By Ebi Kesiena
Togo’s armed forces said on Thursday that they were responsible for a recent explosion that killed seven civilians and wounded two others, after mistaking them for jihadists.
The blast occurred in the prefecture of Tône, near the border with Burkina Faso, where a Sahelian jihadist insurgency threatens to spread to coastal West Africa.
Togolese troops are deployed in the area to try to contain a spillover of the jihadist threat.
In a statement, the army said it had opened an investigation “to determine the circumstances of this explosion and identify the perpetrators.”
The chief of staff of the Togolese armed forces, General Dadja Maganawe, concluded on Thursday that a plane had wrongly targeted civilians.
“On the night of July 9 to 10, at around 1:30 a.m., an explosion caused several victims in the village of Margba, in the Tône prefecture,” he said in a statement.

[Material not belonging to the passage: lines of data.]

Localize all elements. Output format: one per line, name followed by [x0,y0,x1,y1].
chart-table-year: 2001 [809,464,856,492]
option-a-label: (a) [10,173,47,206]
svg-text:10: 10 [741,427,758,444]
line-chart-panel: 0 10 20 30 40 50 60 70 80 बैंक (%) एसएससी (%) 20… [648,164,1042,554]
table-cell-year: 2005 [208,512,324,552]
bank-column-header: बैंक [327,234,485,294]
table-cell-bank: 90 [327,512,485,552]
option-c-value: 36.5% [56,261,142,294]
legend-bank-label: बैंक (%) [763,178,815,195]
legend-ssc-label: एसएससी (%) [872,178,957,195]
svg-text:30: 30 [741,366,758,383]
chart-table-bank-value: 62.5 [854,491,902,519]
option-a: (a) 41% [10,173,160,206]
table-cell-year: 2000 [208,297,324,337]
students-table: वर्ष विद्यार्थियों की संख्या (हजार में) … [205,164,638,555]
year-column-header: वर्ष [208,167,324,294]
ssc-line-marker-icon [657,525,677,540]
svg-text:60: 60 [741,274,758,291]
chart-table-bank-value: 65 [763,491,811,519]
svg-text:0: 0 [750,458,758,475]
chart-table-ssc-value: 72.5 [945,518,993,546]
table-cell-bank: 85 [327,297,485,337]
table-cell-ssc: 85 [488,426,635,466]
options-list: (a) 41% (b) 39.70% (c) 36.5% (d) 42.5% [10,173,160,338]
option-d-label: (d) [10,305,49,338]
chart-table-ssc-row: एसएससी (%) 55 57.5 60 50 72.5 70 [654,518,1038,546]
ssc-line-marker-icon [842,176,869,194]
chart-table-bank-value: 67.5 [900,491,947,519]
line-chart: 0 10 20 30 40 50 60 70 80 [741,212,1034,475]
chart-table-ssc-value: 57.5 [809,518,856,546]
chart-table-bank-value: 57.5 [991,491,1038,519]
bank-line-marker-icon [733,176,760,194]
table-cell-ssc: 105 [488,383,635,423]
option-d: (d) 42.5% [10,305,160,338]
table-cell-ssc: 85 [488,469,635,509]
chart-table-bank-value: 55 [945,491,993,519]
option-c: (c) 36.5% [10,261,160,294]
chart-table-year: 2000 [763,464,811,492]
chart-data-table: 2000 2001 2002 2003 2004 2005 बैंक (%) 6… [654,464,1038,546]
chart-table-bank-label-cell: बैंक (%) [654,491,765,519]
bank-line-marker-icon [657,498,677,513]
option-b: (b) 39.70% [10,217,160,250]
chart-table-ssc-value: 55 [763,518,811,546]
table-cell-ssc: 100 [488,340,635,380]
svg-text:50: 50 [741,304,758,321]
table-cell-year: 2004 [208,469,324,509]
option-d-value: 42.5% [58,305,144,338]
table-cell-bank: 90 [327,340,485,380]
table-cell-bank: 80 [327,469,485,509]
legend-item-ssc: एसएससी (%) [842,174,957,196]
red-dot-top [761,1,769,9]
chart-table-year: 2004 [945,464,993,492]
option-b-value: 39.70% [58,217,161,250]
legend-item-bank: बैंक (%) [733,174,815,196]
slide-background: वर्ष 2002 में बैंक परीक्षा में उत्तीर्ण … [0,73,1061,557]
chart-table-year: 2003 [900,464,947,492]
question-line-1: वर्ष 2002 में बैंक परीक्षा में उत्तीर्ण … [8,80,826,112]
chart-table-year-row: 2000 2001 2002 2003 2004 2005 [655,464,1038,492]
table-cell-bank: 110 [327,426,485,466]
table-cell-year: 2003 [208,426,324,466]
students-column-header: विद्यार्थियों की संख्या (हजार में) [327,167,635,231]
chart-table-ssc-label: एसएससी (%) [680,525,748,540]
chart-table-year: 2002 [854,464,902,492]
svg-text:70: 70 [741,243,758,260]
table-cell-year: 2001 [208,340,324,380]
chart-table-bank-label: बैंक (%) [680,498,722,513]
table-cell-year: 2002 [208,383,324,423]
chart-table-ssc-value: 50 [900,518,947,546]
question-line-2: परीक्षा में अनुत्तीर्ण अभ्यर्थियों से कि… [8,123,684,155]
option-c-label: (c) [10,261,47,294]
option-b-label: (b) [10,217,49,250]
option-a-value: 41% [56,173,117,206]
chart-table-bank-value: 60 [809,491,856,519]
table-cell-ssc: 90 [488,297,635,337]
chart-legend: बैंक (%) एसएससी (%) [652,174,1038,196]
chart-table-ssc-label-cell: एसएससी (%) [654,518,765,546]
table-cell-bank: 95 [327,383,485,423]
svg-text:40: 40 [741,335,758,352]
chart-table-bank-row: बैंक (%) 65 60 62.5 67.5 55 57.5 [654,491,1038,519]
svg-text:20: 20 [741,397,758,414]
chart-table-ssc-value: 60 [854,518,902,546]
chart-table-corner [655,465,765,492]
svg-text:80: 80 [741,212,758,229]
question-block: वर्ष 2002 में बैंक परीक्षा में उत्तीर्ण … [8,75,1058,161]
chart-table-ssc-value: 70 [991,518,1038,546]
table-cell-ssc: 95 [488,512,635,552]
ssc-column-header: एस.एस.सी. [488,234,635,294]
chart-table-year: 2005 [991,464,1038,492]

General Maganawe said the army had received “consistent intelligence reports of threats of infiltration by armed gangs intent on carrying out terrorist attacks” against local communities.
“Faced with the imminent danger,” he said, the commander leading an operation codenamed Koundjoare “stepped up surveillance and ground and air control of the area indicated.
“It was during these operations that an aircraft on night patrol mistakenly targeted a group of people it mistook for a column of moving jihadists,” Maganawe said.
The Togolese armed forces expressed “their deep regret at this tragedy”, and renewed “their sincere condolences to the grieving families” and wished a speedy recovery to the injured.
General Maganawe added that the armed forces “will do everything in their power to prevent this kind of tragedy from happening in the future.
Last month, Togo declared a state of emergency in its northern prefectures because of the threat of Islamist attacks. Eight Togolese soldiers were killed in May in an attack in the region.